Zamieszanie na statku wprawiło komandora w zaskoczenie. Nie spodziewał się na razie żadnych niespodzianek. Jego ludzie pobiegli przodem na miejsce zamieszania, on sam zaś dość powoli udał się na pokład. Był zadziwiony całą sceną, a jeszcze bardziej w zdumienie wprawiały go szybkie wyjaśnienia potwora oraz kuka. Cóż, teraz należało tylko na nie zareagować.
- Marynarzu Sven - Gibralfaro zwrócił się do stojącego blisko żeglarza. - Podejdź do pana kuka i przyłóż swój kordelas do jego topora. No, a już myślałem, że coś mam ze wzrokiem... - powiedział zgryźliwie, gdy Sven wykonał polecenie.
- Kucharzu Uligard, powinieneś być świadom, że noszenie takiej broni jest wbrew regułom, wniesienie jej na pokład powinienem ukarać. Ale tym razem, i tylko tym!, nie wyciągnę z tego konsekwencji. W końcu dzielnie wykrył pan intruza.
- Szeregowy Hupgaf! - zawołał, do stojącego w pobliżu olbrzyma. - Odbierzcie kukowi broń i złóżcie ją w zbrojowni.
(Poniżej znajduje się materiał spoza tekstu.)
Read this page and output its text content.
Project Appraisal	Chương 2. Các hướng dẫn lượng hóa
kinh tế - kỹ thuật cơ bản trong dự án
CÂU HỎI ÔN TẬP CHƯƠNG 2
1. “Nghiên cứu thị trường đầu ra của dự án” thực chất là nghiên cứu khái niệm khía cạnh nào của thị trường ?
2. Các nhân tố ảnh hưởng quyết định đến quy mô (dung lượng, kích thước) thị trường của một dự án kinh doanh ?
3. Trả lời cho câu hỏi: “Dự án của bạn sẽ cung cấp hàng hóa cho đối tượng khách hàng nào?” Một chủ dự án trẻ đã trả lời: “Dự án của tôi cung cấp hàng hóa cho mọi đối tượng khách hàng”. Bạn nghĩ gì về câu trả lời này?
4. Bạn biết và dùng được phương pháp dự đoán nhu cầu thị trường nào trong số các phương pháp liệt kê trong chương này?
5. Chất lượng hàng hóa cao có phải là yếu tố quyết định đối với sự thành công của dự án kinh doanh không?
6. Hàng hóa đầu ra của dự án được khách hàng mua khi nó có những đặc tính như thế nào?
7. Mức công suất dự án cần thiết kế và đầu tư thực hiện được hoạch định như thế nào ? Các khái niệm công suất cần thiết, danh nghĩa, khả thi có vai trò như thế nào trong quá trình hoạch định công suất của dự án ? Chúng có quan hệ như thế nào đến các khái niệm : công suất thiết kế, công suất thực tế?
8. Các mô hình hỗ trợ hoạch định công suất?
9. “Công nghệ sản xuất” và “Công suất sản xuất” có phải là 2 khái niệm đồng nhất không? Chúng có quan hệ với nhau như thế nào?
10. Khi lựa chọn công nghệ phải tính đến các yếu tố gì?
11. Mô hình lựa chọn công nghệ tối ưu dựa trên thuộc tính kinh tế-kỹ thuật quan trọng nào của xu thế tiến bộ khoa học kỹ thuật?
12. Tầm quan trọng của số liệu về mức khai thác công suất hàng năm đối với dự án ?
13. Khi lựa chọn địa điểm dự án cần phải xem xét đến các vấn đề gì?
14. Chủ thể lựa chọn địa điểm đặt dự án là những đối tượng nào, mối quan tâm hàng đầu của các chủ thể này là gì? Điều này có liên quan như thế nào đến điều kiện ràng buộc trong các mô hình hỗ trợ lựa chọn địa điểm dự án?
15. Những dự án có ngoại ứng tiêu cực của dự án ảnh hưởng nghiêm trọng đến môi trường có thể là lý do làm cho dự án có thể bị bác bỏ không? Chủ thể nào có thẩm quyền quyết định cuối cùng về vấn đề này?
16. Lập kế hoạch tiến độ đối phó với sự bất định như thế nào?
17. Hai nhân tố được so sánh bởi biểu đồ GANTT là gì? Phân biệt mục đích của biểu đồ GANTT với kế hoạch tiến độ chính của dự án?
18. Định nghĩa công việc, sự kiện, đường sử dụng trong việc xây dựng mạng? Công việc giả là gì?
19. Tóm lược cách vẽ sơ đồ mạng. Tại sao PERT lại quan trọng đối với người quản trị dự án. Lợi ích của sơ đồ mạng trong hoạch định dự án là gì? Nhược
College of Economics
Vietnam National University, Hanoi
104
Jeśli zajdzie potrzeba jakiejś ciężkiej walki w obronie naszej żywności, wtedy zostanie wydana panu Uligardowi. Ale dopiero na moje polecenie.
Teraz komandor zwrócił marsowe oblicze na sir Pasażera-na-gapę.
- Biwoj, Lusa! - zakrzyknął na swych podwładnych. Przed niego wystąpił siłacz, o wyglądzie zapaśnika oraz piękna kobieta, z ognikami w oczach. - Idziemy z panem Clutterbuckiem do kajuty księcia. Tam nam na spokojnie wszystko opowie, a jaśnie panicz zadecyduje co zrobimy z tą niespodzianką.
Dwójka żołnierzy przystąpiła do potwora, gotowa odpowiednio pomóc mu, gdyby się ociągał. Cała czwórka zaś, z komandorem na przedzie ruszyła do siedziby księcia Williama.
- Sprowadźcie jeszcze do księcia Lukrecję, wreszcie ma co raportować- rzucił jeszcze na odchodnym do swoich oficerów, a resztę załogi pożegnał chłodnym zdaniem: - Wracać do swojej roboty.